C’est à cause de cartouches vides trouvées en divers endroits
Des cartouches à tige en plastique alors que les tiennes étaient en carton
Mais quelque chose de semblable dans leurs couleurs
Et j’imagine que ces chasseurs des Pouilles, peut-être aussi paysans
Dans la contrée de pierre et d’oliviers qu’est la région,
Avaient comme toi préparé (mesurer la dosette de poudre, choisir un calibre de plomb)
Préparé leurs cartouches sur la table de la cuisine après un repas du soir. »

Il tient, sans le vouloir, une sorte de carnet de route où, apparaît, en creux, un autre portrait : le sien, celui d’un homme qui n’a de cesse de découvrir, de rencontrer, d’écouter les autres, de sentir à leur contact vibrer des fragments de son histoire. L’ensemble, très ample, est évidemment soutenue par l’écriture de James Sacré, sa précision, sa subtilité, ses sinuosités qui emportent, ses questionnements (que l’on retrouve dans le titre comme dans de nombreux autres poèmes qui se terminent par un point d’interrogation) et son attention aux paysages qu’il décrit, tel un peintre, avec justesse, en quelques traits, quelques vers concrets que le lecteur visualise aisément.
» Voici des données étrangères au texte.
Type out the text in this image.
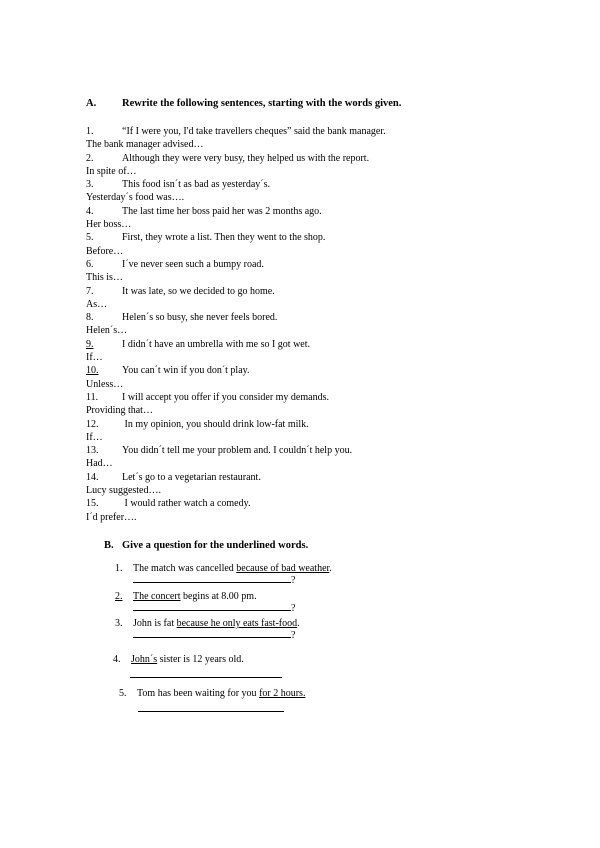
A. Rewrite the following sentences, starting with the words given.
1.	“If I were you, I'd take travellers cheques” said the bank manager.
The bank manager advised…
2.	Although they were very busy, they helped us with the report.
In spite of…
3.	This food isn´t as bad as yesterday´s.
Yesterday´s food was….
4.	The last time her boss paid her was 2 months ago.
Her boss…
5.	First, they wrote a list. Then they went to the shop.
Before…
6.	I´ve never seen such a bumpy road.
This is…
7.	It was late, so we decided to go home.
As…
8.	Helen´s so busy, she never feels bored.
Helen´s…
9.	I didn´t have an umbrella with me so I got wet.
If…
10. You can´t win if you don´t play.
Unless…
11. I will accept you offer if you consider my demands.
Providing that…
12. In my opinion, you should drink low-fat milk.
If…
13. You didn´t tell me your problem and. I couldn´t help you.
Had…
14. Let´s go to a vegetarian restaurant.
Lucy suggested….
15. I would rather watch a comedy.
I´d prefer….
B. Give a question for the underlined words.
1. The match was cancelled because of bad weather.
?
2. The concert begins at 8.00 pm.
?
3. John is fat because he only eats fast-food.
?
4. John´s sister is 12 years old.
5. Tom has been waiting for you for 2 hours.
 James Sacré : Quel tissu se déchire ?, éditions Tarabuste.

 

James Sacré s’associe régulièrement avec des peintres pour concevoir des livres à quatre mains. Celui qu’il vient de réaliser avec Raphaël Segura a pour titre Les arbres aussi sont du silence. L’ouvrage, très réussi, contient de nombreuses encres de chine qui font naître plusieurs suites de poèmes.

« Un jour quelqu’un dessine des troncs et branches d’arbres nus. À cause peut-être d’une rencontre avec de vrais arbres. Mais rencontre aussi avec un papier fait à partir de l’écorce d’une variété de mûriers cultivée à Madagascar.
Puis rencontre avec des poèmes : les dessins font penser et rêver, donnent des mots qui en appellent d’autres. »

James Sacré / Raphaël Segura : Les arbres sont aussi du silence, éditions Voix d'encre.